Oxidative stress and mitochondrial dysfunction play critical roles in neurodegenerative diseases. Glutathione (GSH), a key brain antioxidant, helps to neutralize reactive oxygen species (ROS) and maintain redox balance. We investigated the effectiveness of L-cysteine (L-Cys) in preventing apoptosis induced by the ROS generator 2,3-dimethoxy-1,4-naphthoquinone (DMNQ) in mouse hippocampal neuronal HT22 cells, as well as alleviating memory and cognitive impairments caused by the GSH synthesis inhibitor L-buthionine sulfoximine (BSO) in mice. DMNQ-induced apoptotic events in HT22 cells, including elevated cytosolic and mitochondrial ROS levels, DNA fragmentation, endoplasmic reticulum stress, and mitochondrial damage-mediated apoptotic pathways were dose-dependently abrogated by L-Cys (0.5-2 mM). The reduced intracellular GSH level, caused by DMNQ treatment, was restored by L-Cys cotreatment. Although L-Cys did not significantly restore GSH in the presence of BSO, it prevented DMNQ-induced ROS elevation, mitochondrial damage, and apoptosis. Furthermore, compared to N-acetylcysteine and GSH, L-Cys had higher 2,2-diphenyl-1-picrylhydrazyl and 2,2-azino-bis-3-ethylbenzothiazoline-6-sulphonic acid radical-scavenging activity. L-Cys also restored mitochondrial respiration capacity in DMNQ-treated HT22 cells by reversing mitochondrial fission-fusion dynamic balance. BSO administration (500 mg/kg/day) in mice led to neuronal deficits, including memory and cognitive impairments, which were effectively mitigated by oral L-Cys (15 or 30 mg/kg/day). L-Cys also reduced BSO-induced ROS levels in the mice hippocampus and cortex. These findings suggest that even though it does not contribute to intracellular GSH synthesis, exogenous L-Cys protects neuronal cells against oxidative stress-induced mitochondrial damage and apoptosis, by acting as a ROS scavenger, which is beneficial in ameliorating neurocognitive deficits caused by oxidative stress.
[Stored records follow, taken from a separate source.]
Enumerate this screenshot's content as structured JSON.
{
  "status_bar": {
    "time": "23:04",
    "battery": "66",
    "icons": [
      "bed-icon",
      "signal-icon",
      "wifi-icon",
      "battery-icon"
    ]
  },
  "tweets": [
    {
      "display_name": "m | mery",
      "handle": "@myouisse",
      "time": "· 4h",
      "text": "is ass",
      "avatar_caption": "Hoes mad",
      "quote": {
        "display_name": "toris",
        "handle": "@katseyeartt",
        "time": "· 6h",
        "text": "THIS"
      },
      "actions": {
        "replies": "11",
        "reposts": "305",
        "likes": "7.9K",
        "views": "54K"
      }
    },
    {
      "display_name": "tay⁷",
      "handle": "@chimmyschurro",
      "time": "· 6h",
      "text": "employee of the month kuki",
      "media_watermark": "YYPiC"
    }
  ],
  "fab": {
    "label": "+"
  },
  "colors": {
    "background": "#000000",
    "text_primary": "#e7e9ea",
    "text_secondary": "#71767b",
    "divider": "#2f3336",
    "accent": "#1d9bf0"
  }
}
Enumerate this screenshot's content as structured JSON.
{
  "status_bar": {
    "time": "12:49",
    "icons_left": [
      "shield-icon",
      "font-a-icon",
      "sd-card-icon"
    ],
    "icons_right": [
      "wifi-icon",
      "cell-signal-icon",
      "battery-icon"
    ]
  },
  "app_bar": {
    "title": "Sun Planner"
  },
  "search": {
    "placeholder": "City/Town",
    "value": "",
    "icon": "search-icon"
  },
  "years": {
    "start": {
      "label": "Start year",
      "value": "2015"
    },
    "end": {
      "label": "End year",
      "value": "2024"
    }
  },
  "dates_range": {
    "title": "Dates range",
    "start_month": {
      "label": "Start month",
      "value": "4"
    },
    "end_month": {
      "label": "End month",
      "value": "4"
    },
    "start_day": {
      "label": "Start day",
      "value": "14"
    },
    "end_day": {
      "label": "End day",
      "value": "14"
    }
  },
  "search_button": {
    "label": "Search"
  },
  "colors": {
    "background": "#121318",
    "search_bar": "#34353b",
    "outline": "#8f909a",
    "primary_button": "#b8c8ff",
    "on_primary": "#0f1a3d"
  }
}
氧化应激和线粒体功能障碍在神经退行性疾病中起着关键作用。谷胱甘肽 (GSH) 是一种关键的脑抗氧化剂,有助于中和活性氧 (ROS) 并维持氧化还原平衡。我们研究了 L-半胱氨酸 (L-Cys) 预防 ROS 生成剂 2,3-二甲氧基-1,4-萘醌 (DMNQ) 在小鼠海马神经元 HT22 细胞中诱导的细胞凋亡的效果,以及减轻 GSH 合成抑制剂 L-丁硫氨酸亚砜 (BSO) 在小鼠中引起的记忆和认知障碍。DMNQ 诱导 HT22 细胞发生凋亡事件,包括细胞浆和线粒体 ROS 水平升高、DNA 片段化、内质网应激和线粒体损伤介导的凋亡途径,这些均被 L-Cys(0.5-2 mM)呈剂量依赖性抑制。L-Cys 还可逆转 DMNQ 引起的线粒体分裂融合动态平衡,从而恢复 HT22 细胞中 DMNQ 引起的呼吸能力下降。DMNQ 处理引起的细胞内 GSH 水平降低可通过 L-Cys 共处理得到恢复。尽管 L-Cys 不能显著恢复 BSO 存在时的 GSH,但它可防止 DMNQ 引起的 ROS 升高、线粒体损伤和凋亡。与 N-乙酰半胱氨酸和 GSH 相比,L-Cys 具有更高的 2,2-二苯基-1-苦基肼基和 2,2-联氮-双-3-乙基苯并噻唑啉-6-磺酸自由基清除活性。BSO(500 mg/kg/天)给药可导致小鼠神经元缺失,包括记忆和认知障碍,而口服 L-Cys(15 或 30 mg/kg/天)可有效缓解这些障碍。L-Cys 还可降低 BSO 诱导的小鼠海马和皮质中的 ROS 水平。这些发现表明,尽管 L-Cys 本身不能促进细胞内 GSH 的合成,但它可作为 ROS 清除剂,通过防止氧化应激诱导的线粒体损伤和凋亡来保护神经元细胞,这有利于改善氧化应激引起的神经认知缺陷。